The $1 million joint venture between the City of Albany and the State Government’s Regional Estuaries initiative aims to improve the health of the creek through water filtration and erosions prevention methods, and is also offering TAFE graduates exposure to a unique industry

Scott Bickford recently completed a certificate III and IV in horticulture and a certificate III in landscape construction and is currently working on the project.

“It’s really good to get out and do some work that has a bigger, practical purpose” Scott said. “I used to come down to this area as a kid and it never looked particularly good. It’ll be great to see it done up. And have that sense of pride and connection to the work that you do.”

City of Albany Senior Civil Engineering Officer Austin Rogerson is leading the project and said the City is delighted the project is benefiting the local community while improving the water quality flowing through Yakamia Creek into Oyster Harbour.

“Rather than hiring out to an external company, the City of Albany is the main contractor on the project.
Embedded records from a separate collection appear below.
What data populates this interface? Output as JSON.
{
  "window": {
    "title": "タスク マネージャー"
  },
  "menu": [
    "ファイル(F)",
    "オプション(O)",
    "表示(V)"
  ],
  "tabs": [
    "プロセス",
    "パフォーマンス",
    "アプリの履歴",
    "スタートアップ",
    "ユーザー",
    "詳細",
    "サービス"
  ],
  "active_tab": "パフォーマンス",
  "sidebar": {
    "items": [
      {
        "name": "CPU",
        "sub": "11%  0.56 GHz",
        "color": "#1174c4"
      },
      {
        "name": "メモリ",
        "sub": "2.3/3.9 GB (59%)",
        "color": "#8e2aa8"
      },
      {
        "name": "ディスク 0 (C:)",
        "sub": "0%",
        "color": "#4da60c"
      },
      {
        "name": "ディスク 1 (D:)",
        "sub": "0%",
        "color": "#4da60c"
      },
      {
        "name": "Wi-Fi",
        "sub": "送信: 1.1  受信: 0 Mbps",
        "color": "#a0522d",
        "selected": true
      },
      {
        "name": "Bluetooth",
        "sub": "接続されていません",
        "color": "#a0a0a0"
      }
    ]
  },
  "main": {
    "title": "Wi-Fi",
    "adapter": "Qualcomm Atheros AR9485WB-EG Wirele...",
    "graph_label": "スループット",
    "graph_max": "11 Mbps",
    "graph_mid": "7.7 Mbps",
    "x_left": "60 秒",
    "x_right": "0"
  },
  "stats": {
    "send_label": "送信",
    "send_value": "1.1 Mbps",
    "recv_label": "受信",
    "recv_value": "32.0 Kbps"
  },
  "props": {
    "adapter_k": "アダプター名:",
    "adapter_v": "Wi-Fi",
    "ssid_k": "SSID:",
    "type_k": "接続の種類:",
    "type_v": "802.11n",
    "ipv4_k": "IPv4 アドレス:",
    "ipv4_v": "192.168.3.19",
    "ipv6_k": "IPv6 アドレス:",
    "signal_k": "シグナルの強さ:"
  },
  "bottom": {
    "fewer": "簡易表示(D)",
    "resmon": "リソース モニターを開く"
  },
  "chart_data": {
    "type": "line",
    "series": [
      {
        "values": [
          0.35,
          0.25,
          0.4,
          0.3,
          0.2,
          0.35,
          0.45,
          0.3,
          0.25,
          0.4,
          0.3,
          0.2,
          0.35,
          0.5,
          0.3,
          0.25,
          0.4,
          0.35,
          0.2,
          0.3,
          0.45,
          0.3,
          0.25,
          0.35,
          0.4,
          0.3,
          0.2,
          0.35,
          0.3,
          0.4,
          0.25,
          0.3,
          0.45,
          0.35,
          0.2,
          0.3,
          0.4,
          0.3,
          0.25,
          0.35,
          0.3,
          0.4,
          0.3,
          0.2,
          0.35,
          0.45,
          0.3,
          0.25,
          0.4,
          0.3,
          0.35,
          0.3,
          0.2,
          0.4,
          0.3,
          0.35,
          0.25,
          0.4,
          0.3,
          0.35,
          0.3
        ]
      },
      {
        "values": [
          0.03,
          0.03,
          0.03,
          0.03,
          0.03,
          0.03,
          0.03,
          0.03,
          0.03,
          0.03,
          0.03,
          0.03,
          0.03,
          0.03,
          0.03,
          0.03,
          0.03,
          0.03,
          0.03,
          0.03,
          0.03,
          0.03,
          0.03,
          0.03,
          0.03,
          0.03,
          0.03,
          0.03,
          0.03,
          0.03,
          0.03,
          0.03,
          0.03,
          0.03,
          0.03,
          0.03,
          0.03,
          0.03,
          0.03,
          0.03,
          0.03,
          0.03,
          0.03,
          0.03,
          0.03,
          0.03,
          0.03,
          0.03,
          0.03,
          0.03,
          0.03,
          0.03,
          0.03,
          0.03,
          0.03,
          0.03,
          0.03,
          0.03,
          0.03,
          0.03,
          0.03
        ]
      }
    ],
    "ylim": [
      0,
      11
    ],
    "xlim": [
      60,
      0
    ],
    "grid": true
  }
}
This means that we have kept control of who is doing the work – we get to pick local contractors that are specialists in the field and in doing so we are getting mums, dads and local businesses involved,” Mr Rogerson said.

“We are hoping Scott will be able to stay all the way through from the earthmoving program all the way through to planting – it would look great on his resume and give him commercial skills that he won’t be able to get in other areas of Albany because we don’t get site reclamation projects of this scale very often.”

The Yakamia Creek project is transforming 1.1 hectares into a basin vegetated with native sedges, low shrubs and tall trees which is designed to strip nutrients from the water before flowing back into the creek.

Earthworks are almost complete and planting will commence this month with the project expected to be complete later this year.